Months ago, she and Lee had to tell his father the bad news that Supsup had lost her wedding ring in an event in Nueva Ecija. Since she had already started to lose weight, the ring must have slipped off her finger after all the waving and handshaking.
In keeping with Chinese tradition, she and Lee earlier exchanged wedding rings at a ceremony that also doubled as engagement party.
“It wasn’t a tradition to wear the wedding ring even before the wedding,” she says. “I just thought of wearing it. Lloyd’s dad was mad not because I lost it, but because it took some time for us to summon enough courage to tell him.”
To cut a long story short, the wedding ring was replaced with a smaller, less expensive one that fit Supsup’s delicate ring finger better.
Supsup and Veric collaborated on a Chantilly lace gown with fitted bodice and classic fishtail skirt for the ceremony.

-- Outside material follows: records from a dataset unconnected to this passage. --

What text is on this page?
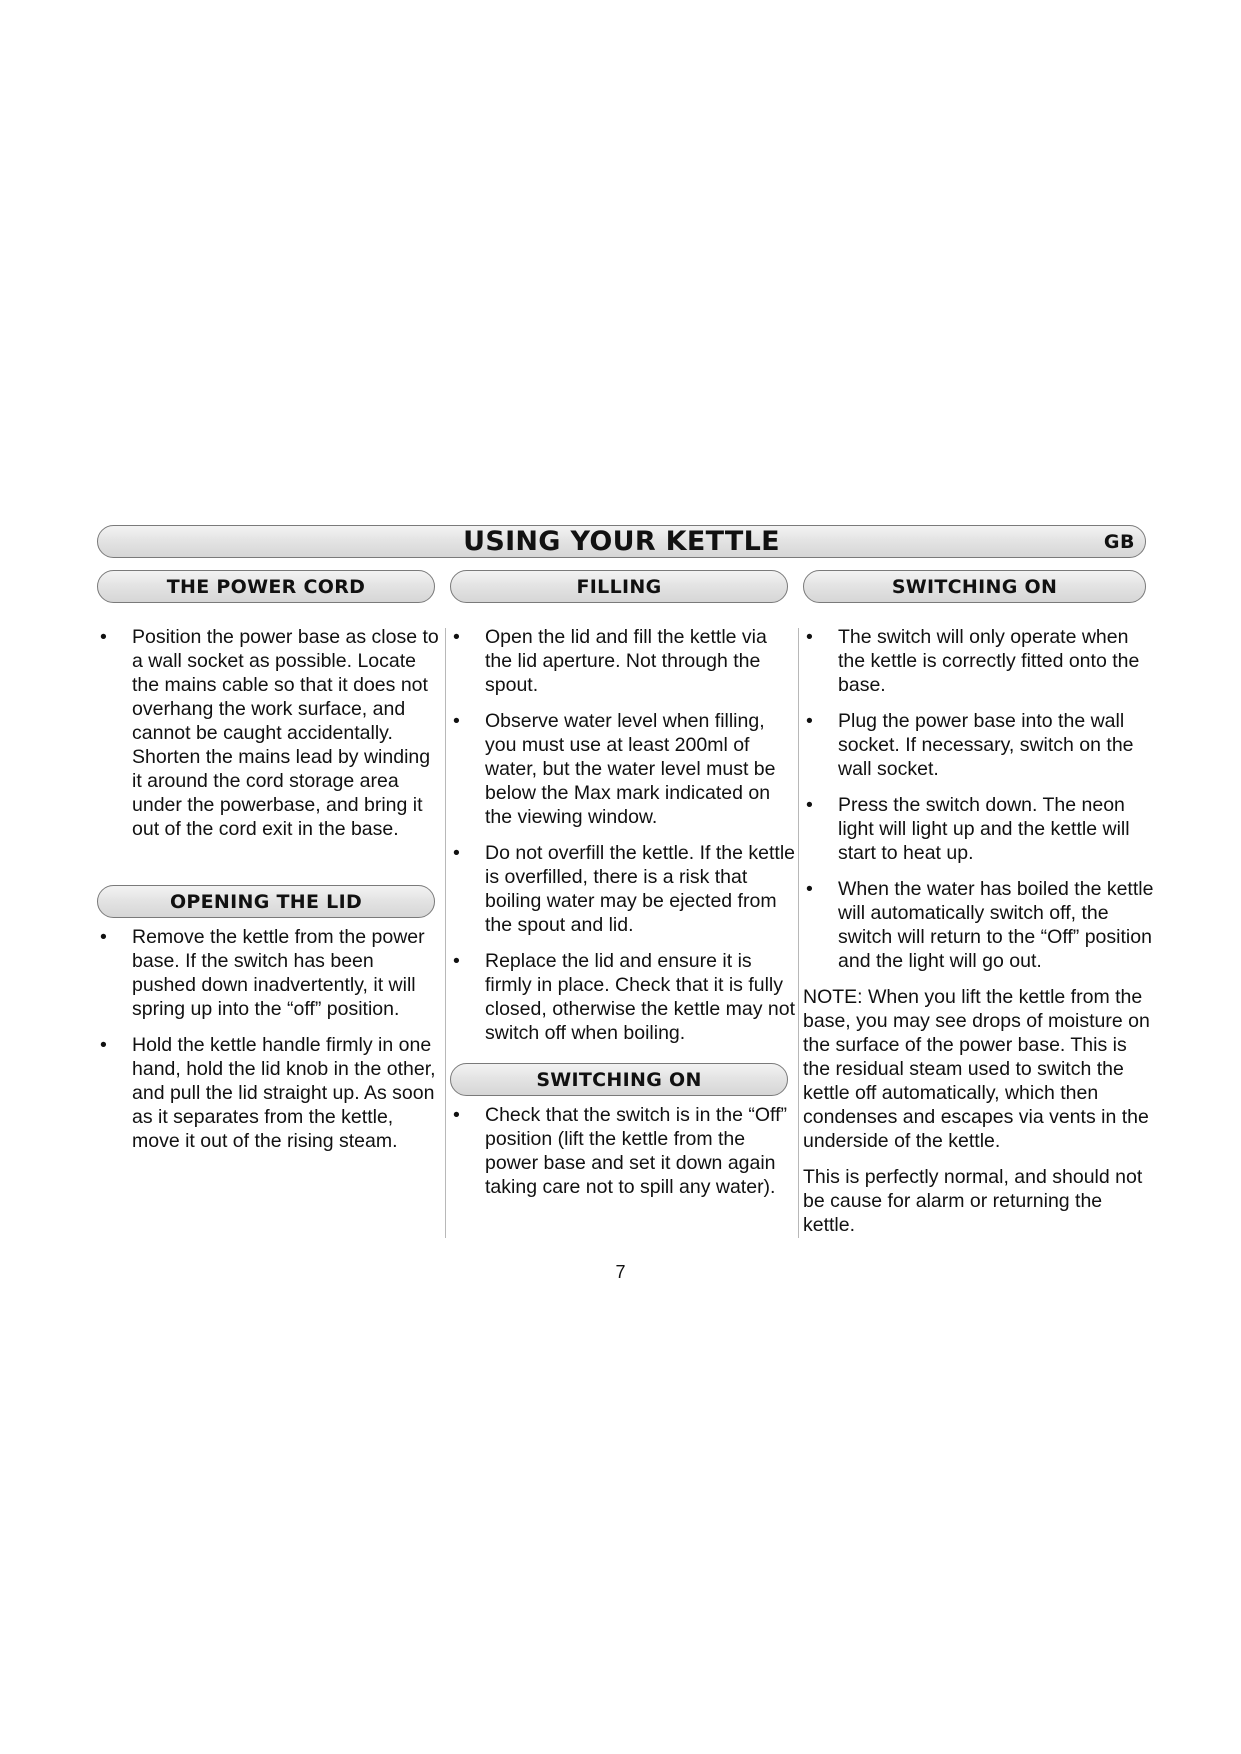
USING YOUR KETTLE	GB
THE POWER CORD	FILLING	SWITCHING ON
• Position the power base as close to a wall socket as possible. Locate the mains cable so that it does not overhang the work surface, and cannot be caught accidentally. Shorten the mains lead by winding it around the cord storage area under the powerbase, and bring it out of the cord exit in the base.
OPENING THE LID
• Remove the kettle from the power base. If the switch has been pushed down inadvertently, it will spring up into the “off” position.
• Hold the kettle handle firmly in one hand, hold the lid knob in the other, and pull the lid straight up. As soon as it separates from the kettle, move it out of the rising steam.
• Open the lid and fill the kettle via the lid aperture. Not through the spout.
• Observe water level when filling, you must use at least 200ml of water, but the water level must be below the Max mark indicated on the viewing window.
• Do not overfill the kettle. If the kettle is overfilled, there is a risk that boiling water may be ejected from the spout and lid.
• Replace the lid and ensure it is firmly in place. Check that it is fully closed, otherwise the kettle may not switch off when boiling.
SWITCHING ON
• Check that the switch is in the “Off” position (lift the kettle from the power base and set it down again taking care not to spill any water).
• The switch will only operate when the kettle is correctly fitted onto the base.
• Plug the power base into the wall socket. If necessary, switch on the wall socket.
• Press the switch down. The neon light will light up and the kettle will start to heat up.
• When the water has boiled the kettle will automatically switch off, the switch will return to the “Off” position and the light will go out.

NOTE: When you lift the kettle from the base, you may see drops of moisture on the surface of the power base. This is the residual steam used to switch the kettle off automatically, which then condenses and escapes via vents in the underside of the kettle.

This is perfectly normal, and should not be cause for alarm or returning the kettle.

7
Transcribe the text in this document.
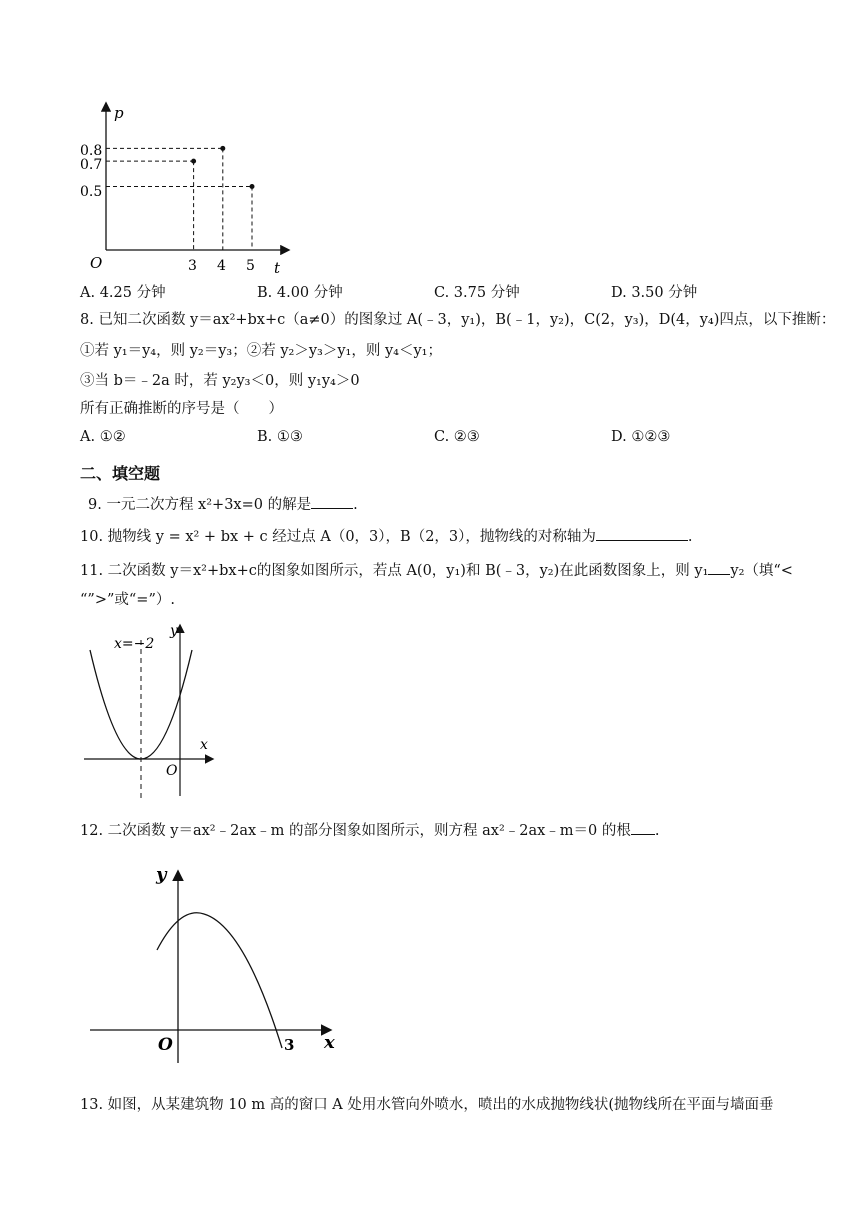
p
t
O
0.8
0.7
0.5
3 4 5
A. 4.25 分钟	B. 4.00 分钟	C. 3.75 分钟	D. 3.50 分钟
8. 已知二次函数 y＝ax²+bx+c（a≠0）的图象过 A(﹣3，y₁)，B(﹣1，y₂)，C(2，y₃)，D(4，y₄)四点，以下推断：
①若 y₁＝y₄，则 y₂＝y₃；②若 y₂＞y₃＞y₁，则 y₄＜y₁；
③当 b＝﹣2a 时，若 y₂y₃＜0，则 y₁y₄＞0
所有正确推断的序号是（　　）
A. ①②	B. ①③	C. ②③	D. ①②③
二、填空题
9. 一元二次方程 x²+3x=0 的解是	.
10. 抛物线 y = x² + bx + c 经过点 A（0，3），B（2，3），抛物线的对称轴为	.
11. 二次函数 y＝x²+bx+c的图象如图所示，若点 A(0，y₁)和 B(﹣3，y₂)在此函数图象上，则 y₁ y₂（填“<
“”>”或“=”）.
x=−2
y
x
O
12. 二次函数 y＝ax²﹣2ax﹣m 的部分图象如图所示，则方程 ax²﹣2ax﹣m＝0 的根 .
y
x
O	3
13. 如图，从某建筑物 10 m 高的窗口 A 处用水管向外喷水，喷出的水成抛物线状(抛物线所在平面与墙面垂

Francis Libiran will do Supsup’s gown for the reception.
All about shape
“We’re both not into floaty gowns and froufrou,” says Veric. “Since my lines are simple, Shamcey’s gown will be all about shape.”
After Supsup requested Veric to do something similar to the gown she wore in the Miss Universe pageant, the designer decided to do a tastefully designed see-through number showing off part of the bride’s legs. Up to what part?
“Secret,” Supsup says with girlish delight. “I guess enough for me not to be sent out of the church.”
Lined with nude-colored fabric similar to Supsup’s skin tone, the sleeves and bodice give the illusion that nothing comes between her and the lace gown.
To give the gown texture and visual punch, Veric embellished it with appliques as well as white opals and crystals. He then provided shoe designer Nereku the same lace material to fashion a pair of five-inch platforms for the bride.
“I will wear a different, more glittery pair of shoes also by Nereku during the reception, to match my gown,” she says.
Veric and cake designer Emily Uy find Supsup easy to deal with. They attribute this to the fact that being professional herself (Supsup topped the architecture board exam before joining Binibining Pilipinas), she already had a clear idea of what she wanted.
“I didn’t have to spread out all my designs for her to choose from,” says Uy. “I needed only to tweak her ideas and make suggestions, which she was open to.”
Supsup originally wanted a small, single-layer wedding cake without the frills. When Uy told her that it might not work for a big Chinese wedding with more than a thousand guests, the bride came back the next time with a visual peg she downloaded from the Internet.
“This time, she got it,” says Uy. “I will do a cake similar to what she wants: a shimmery, five-layer pearlized fondant cake covered with big petals made of gum paste. It will be all white with hints of shiny crystals.”
Only the bottom layer, a surprisingly soft and tasty cake flavored with carrots and walnuts, is edible. Uy brought cupcake versions of her masterpiece for media to sample.
“Shamcey and Lloyd were the ones who chose the flavor,” she says. “I learned that carrot walnut is Lloyd’s favorite.”
What the couple is really looking forward to, says Supsup, is the week after the wedding when they fly to General Santos City, where the bride and her family hail from, to host a more informal party for friends and relatives who couldn’t make it to Manila.
“After the wedding here, we have a more laid-back, vacation-type reception in GenSan,” she says. “I’m not saying that I’m not enjoying the process here, but a lot of people have their own ideas of what a wedding should be. They feel that it’s also their event. It won’t be like that in GenSan anymore.”